Por que nos rimos?
Com esta crise, nem me ocorre resposta para tal. Então, por que nos rimos? De que nos rimos? Quase sempre da desgraça alheia. Ainda ontem, do velhinho da minha escada caído em frente do talho. Com as calças molhadas. A pedir que lhe fossem chamar a namorada – vejam só, a namorada! - que viria por certo levá-lo para casa.. Coitado, sempre todo mijadinho, sem ninguém, vive na maior das solidões. De que nos rimos? Eu sei lá!
Pensando melhor… Donde é que me chega agora esta, passada com a minha avó? Vem lá dos verdes do meu Gerês, só podia ser, e tem uns setenta…upa, mais de setenta e cinco, que eu ainda nem ia à escola.
À janela.
Eu à janela, num Outubro frescote, e a minha avó, em baixo, azougada, a despejar abadas de espigas de milho no lajedo do pátio. Era preciso que o grão apanhasse sol para não apodrecer no espigueiro. Esvaziava o avental e logo se ia a buscar mais.
- Avó, avó, quer ajuda?
- Quero que me desampares a loja, menina. Fica aí, estás aí muito bem.
- Mas, avó, eu posso ajudá-la, mesmo daqui da janela. Depois paga-me.
- Pago-te o quê?
- Não é com dinheiro, avó!
Assim que acabasse de espalhar o milho, subisse as escadas para me fazer as tranças e chamar a sua lindinha. Era um mimo.
Trato fechado.
Não parava de trazer abadas de milho, de dispor as espigas, sempre às arrecuas, desde a casa até à levada.
Sem que a minha assistência faltasse:
- Pode deitar mais, mais, pode recuar, avó. Não precisa de olhar para trás.

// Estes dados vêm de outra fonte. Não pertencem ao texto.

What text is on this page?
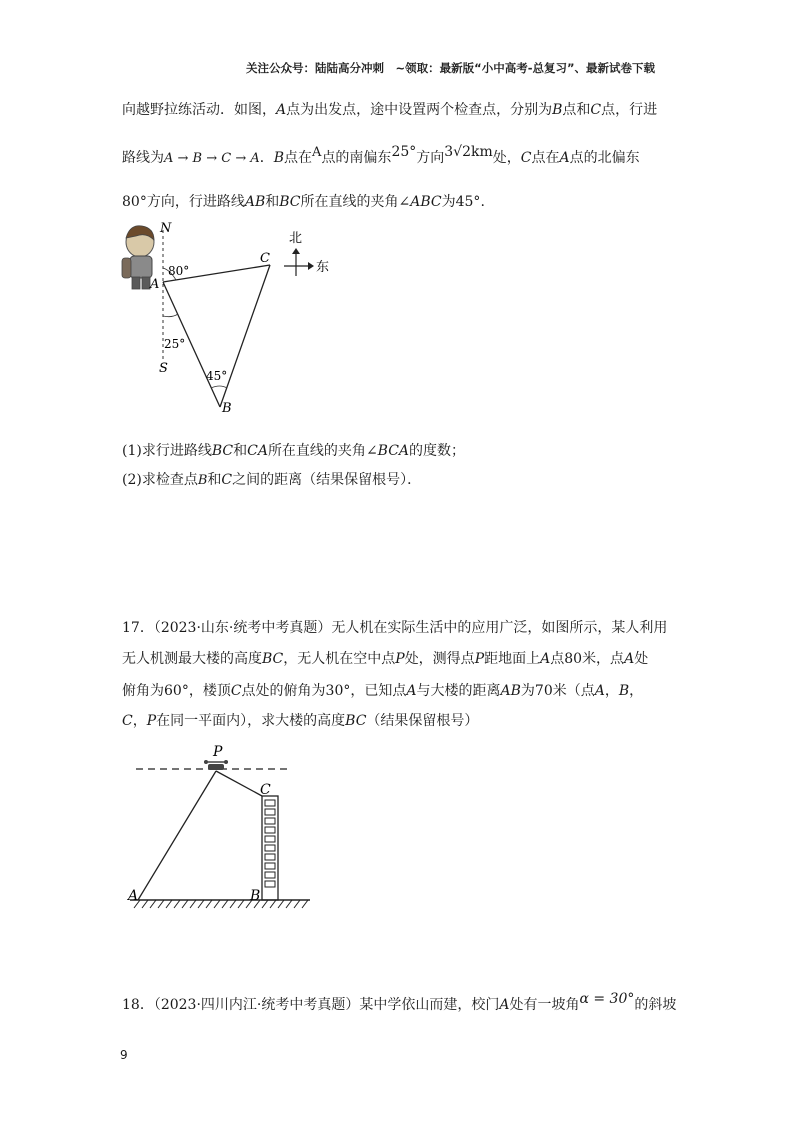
关注公众号：陆陆高分冲刺　~领取：最新版“小中高考-总复习”、最新试卷下载
向越野拉练活动．如图，A点为出发点，途中设置两个检查点，分别为B点和C点，行进
路线为A → B → C → A．B点在A点的南偏东25°方向3√2km处，C点在A点的北偏东
80°方向，行进路线AB和BC所在直线的夹角∠ABC为45°.
N
80°
A
C
25°
S	45°
B
北
东
(1)求行进路线BC和CA所在直线的夹角∠BCA的度数；
(2)求检查点B和C之间的距离（结果保留根号）．
17．（2023·山东·统考中考真题）无人机在实际生活中的应用广泛，如图所示，某人利用
无人机测最大楼的高度BC，无人机在空中点P处，测得点P距地面上A点80米，点A处
俯角为60°，楼顶C点处的俯角为30°，已知点A与大楼的距离AB为70米（点A，B，
C，P在同一平面内），求大楼的高度BC（结果保留根号）
P
C
A	B
18．（2023·四川内江·统考中考真题）某中学依山而建，校门A处有一坡角α = 30°的斜坡
9
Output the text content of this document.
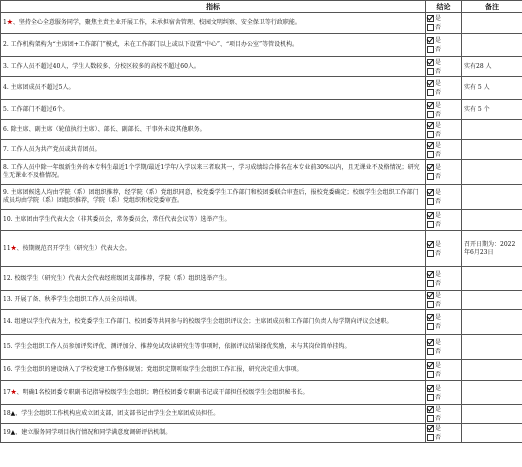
指标	结论	备注
1★、坚持全心全意服务同学，聚焦主责主业开展工作，未承担宿舍管理、校园文明纠察、安全保卫等行政职能。	是
否	

2. 工作机构架构为“主席团+工作部门”模式，未在工作部门以上或以下设置“中心”、“项目办公室”等管设机构。	是
否	

3. 工作人员不超过40人，学生人数较多、分校区较多的高校不超过60人。	是
否	实有28 人
4. 主席团成员不超过5人。	是
否	实有 5 人
5. 工作部门不超过6个。	是
否	实有 5 个
6. 除主席、副主席（轮值执行主席）、部长、副部长、干事外未设其他职务。	是
否	

7. 工作人员为共产党员或共青团员。	是
否	

8. 工作人员中除一年级新生外的本专科生最近1个学期/最近1学年/入学以来三者取其一，学习成绩综合排名在本专业前30%以内，且无课业不及格情况；研究生无课业不及格情况。	是
否	

9. 主席团候选人均由学院（系）团组织推荐，经学院（系）党组织同意，校党委学生工作部门和校团委联合审查后，报校党委确定；校级学生会组织工作部门成员均由学院（系）团组织推荐，学院（系）党组织和校党委审查。	是
否	

10. 主席团由学生代表大会（非其委员会，常务委员会，常任代表会议等）选举产生。	是
否	

11★、按期规范召开学生（研究生）代表大会。	是
否	召开日期为：2022年6月23日
12. 校级学生（研究生）代表大会代表经班级团支部推荐，学院（系）组织选举产生。	是
否	

13. 开展了备、秋季学生会组织工作人员全员培训。	是
否	

14. 组建以学生代表为主，校党委学生工作部门、校团委等共同参与的校级学生会组织评议会；主席团成员和工作部门负责人每学期向评议会述职。	是
否	

15. 学生会组织工作人员参加评奖评优、测评加分、推荐免试攻读研究生等事项时，依据评议结果择优奖励，未与其岗位简单挂钩。	是
否	

16. 学生会组织的建设纳入了学校党建工作整体规划；党组织定期听取学生会组织工作汇报，研究决定重大事项。	是
否	

17★、明确1名校团委专职副书记指导校级学生会组织；聘任校团委专职副书记或干部担任校级学生会组织秘书长。	是
否	

18▲、学生会组织工作机构应成立团支部，团支部书记由学生会主席团成员担任。	是
否	

19▲、建立服务同学项目执行情况和同学满意度调研评估机制。	是
否	
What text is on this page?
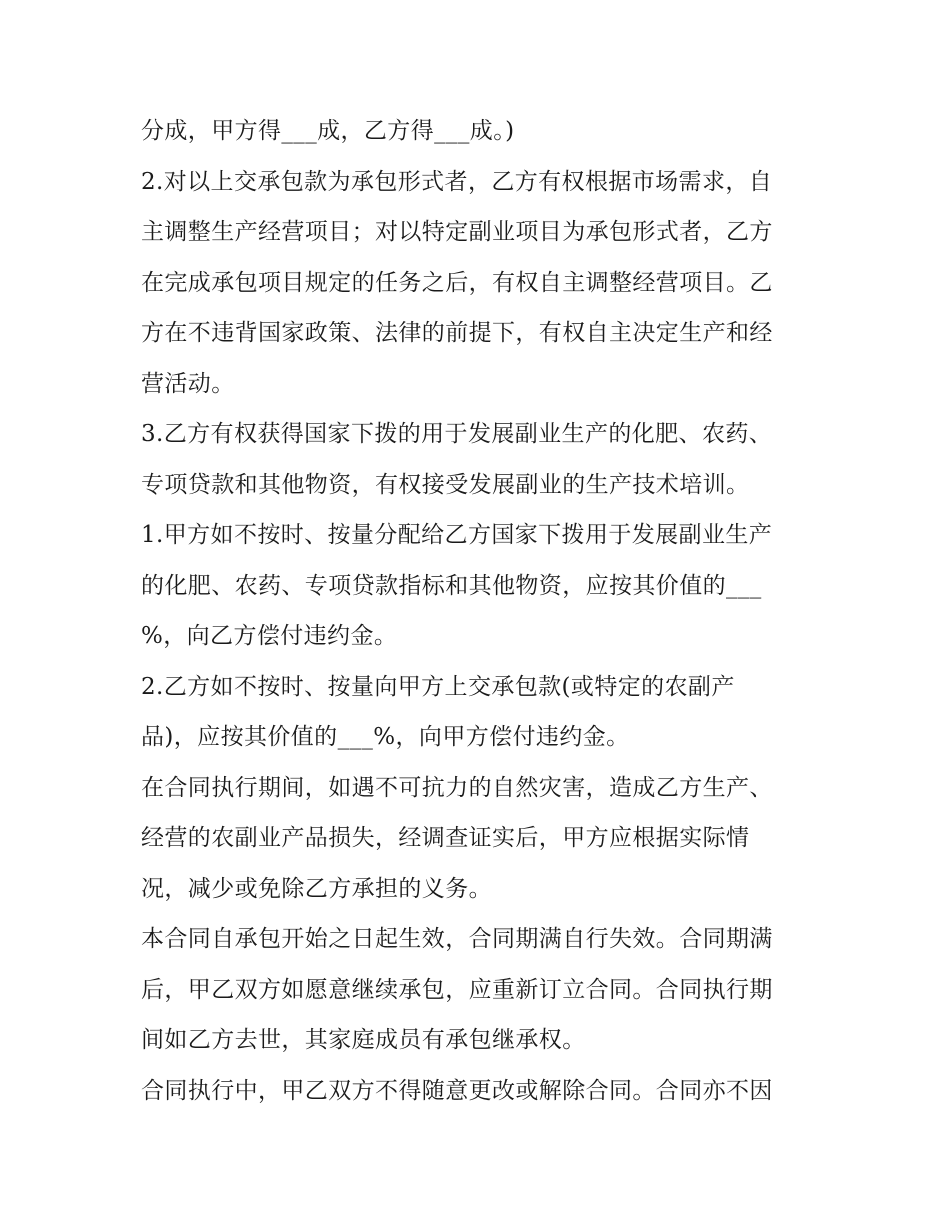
分成，甲方得___成，乙方得___成。)
2.对以上交承包款为承包形式者，乙方有权根据市场需求，自
主调整生产经营项目；对以特定副业项目为承包形式者，乙方
在完成承包项目规定的任务之后，有权自主调整经营项目。乙
方在不违背国家政策、法律的前提下，有权自主决定生产和经
营活动。
3.乙方有权获得国家下拨的用于发展副业生产的化肥、农药、
专项贷款和其他物资，有权接受发展副业的生产技术培训。
1.甲方如不按时、按量分配给乙方国家下拨用于发展副业生产
的化肥、农药、专项贷款指标和其他物资，应按其价值的___
%，向乙方偿付违约金。
2.乙方如不按时、按量向甲方上交承包款(或特定的农副产
品)，应按其价值的___%，向甲方偿付违约金。
在合同执行期间，如遇不可抗力的自然灾害，造成乙方生产、
经营的农副业产品损失，经调查证实后，甲方应根据实际情
况，减少或免除乙方承担的义务。
本合同自承包开始之日起生效，合同期满自行失效。合同期满
后，甲乙双方如愿意继续承包，应重新订立合同。合同执行期
间如乙方去世，其家庭成员有承包继承权。
合同执行中，甲乙双方不得随意更改或解除合同。合同亦不因
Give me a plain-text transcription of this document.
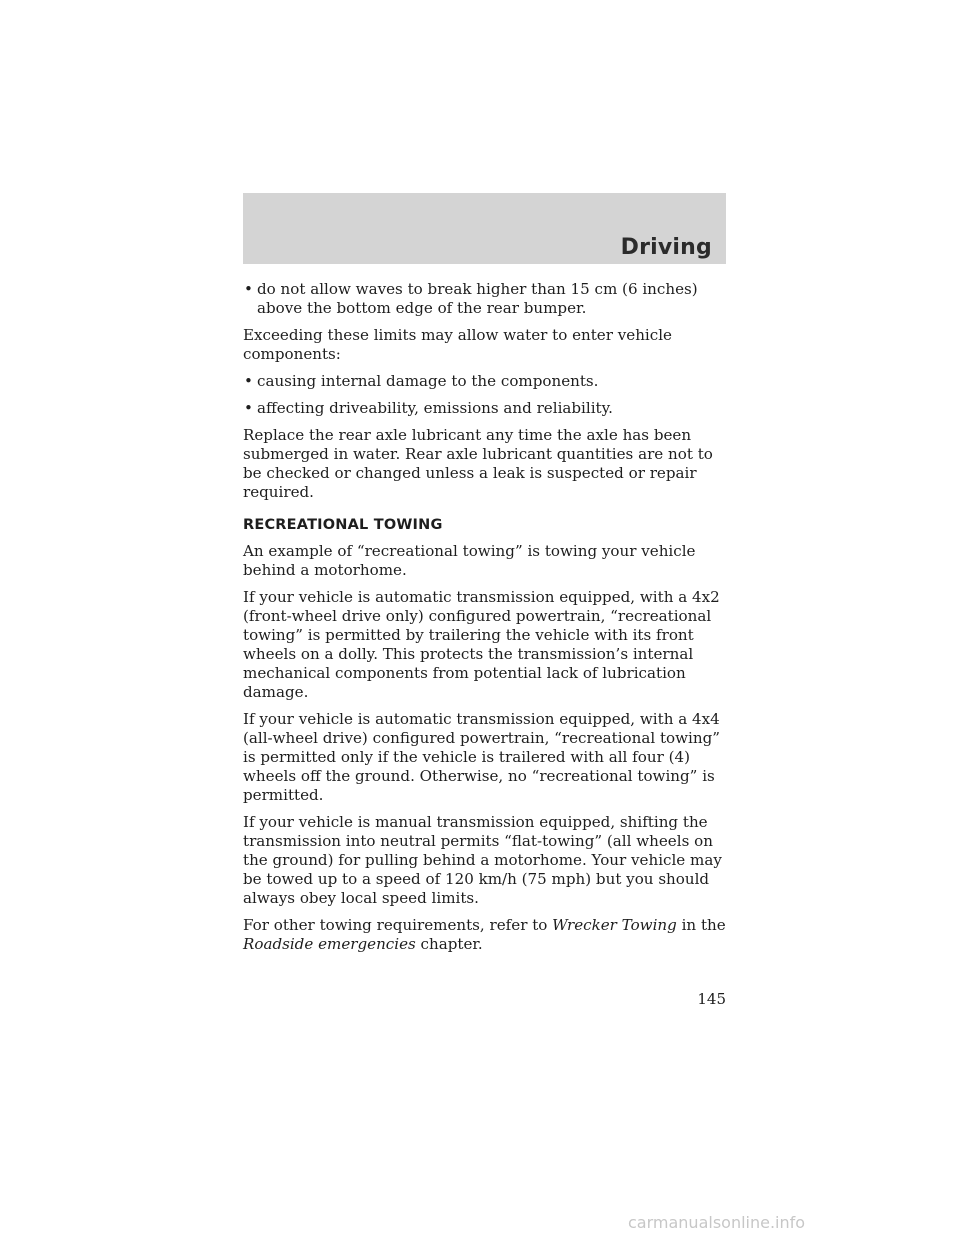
Driving
• do not allow waves to break higher than 15 cm (6 inches) above the bottom edge of the rear bumper.

Exceeding these limits may allow water to enter vehicle components:

• causing internal damage to the components.
• affecting driveability, emissions and reliability.

Replace the rear axle lubricant any time the axle has been submerged in water. Rear axle lubricant quantities are not to be checked or changed unless a leak is suspected or repair required.

RECREATIONAL TOWING

An example of “recreational towing” is towing your vehicle behind a motorhome.

If your vehicle is automatic transmission equipped, with a 4x2 (front-wheel drive only) configured powertrain, “recreational towing” is permitted by trailering the vehicle with its front wheels on a dolly. This protects the transmission’s internal mechanical components from potential lack of lubrication damage.

If your vehicle is automatic transmission equipped, with a 4x4 (all-wheel drive) configured powertrain, “recreational towing” is permitted only if the vehicle is trailered with all four (4) wheels off the ground. Otherwise, no “recreational towing” is permitted.

If your vehicle is manual transmission equipped, shifting the transmission into neutral permits “flat-towing” (all wheels on the ground) for pulling behind a motorhome. Your vehicle may be towed up to a speed of 120 km/h (75 mph) but you should always obey local speed limits.

For other towing requirements, refer to Wrecker Towing in the Roadside emergencies chapter.

145
carmanualsonline.info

Pelos vistos a minha avó aceitava a guia, e até trabalhava mais depressa.
- Recue avó. Vá, recue.
Enfim, chegava com a última abada:
- Recue, avó, recue…
O resto já se está a adivinhar: tinha-me esquecido da levada ao fundo do pátio. Pobre avó! Faltou-lhe o chão…
Vejo-a de costas, a esbracejar na água:
- Diabos te levem, rapariga!
Que Deus lhe perdoasse o praguedo.
Gritei por socorro, corri aflita a dar-lhe a mão. Ai a minha avó!
Mas ao chegar à sua beira, por vê-la erguer-se – parecia uma sopa – deu-me um ataque de riso que me remordeu pela vida fora.
- Pára de te rir, desmiolada.
Pior do que aquele banho, foi ter continuado a trabalhar sem mudar de roupa. Só durou mais umas semanas.
Agora digam lá vocês o que vos faz rir.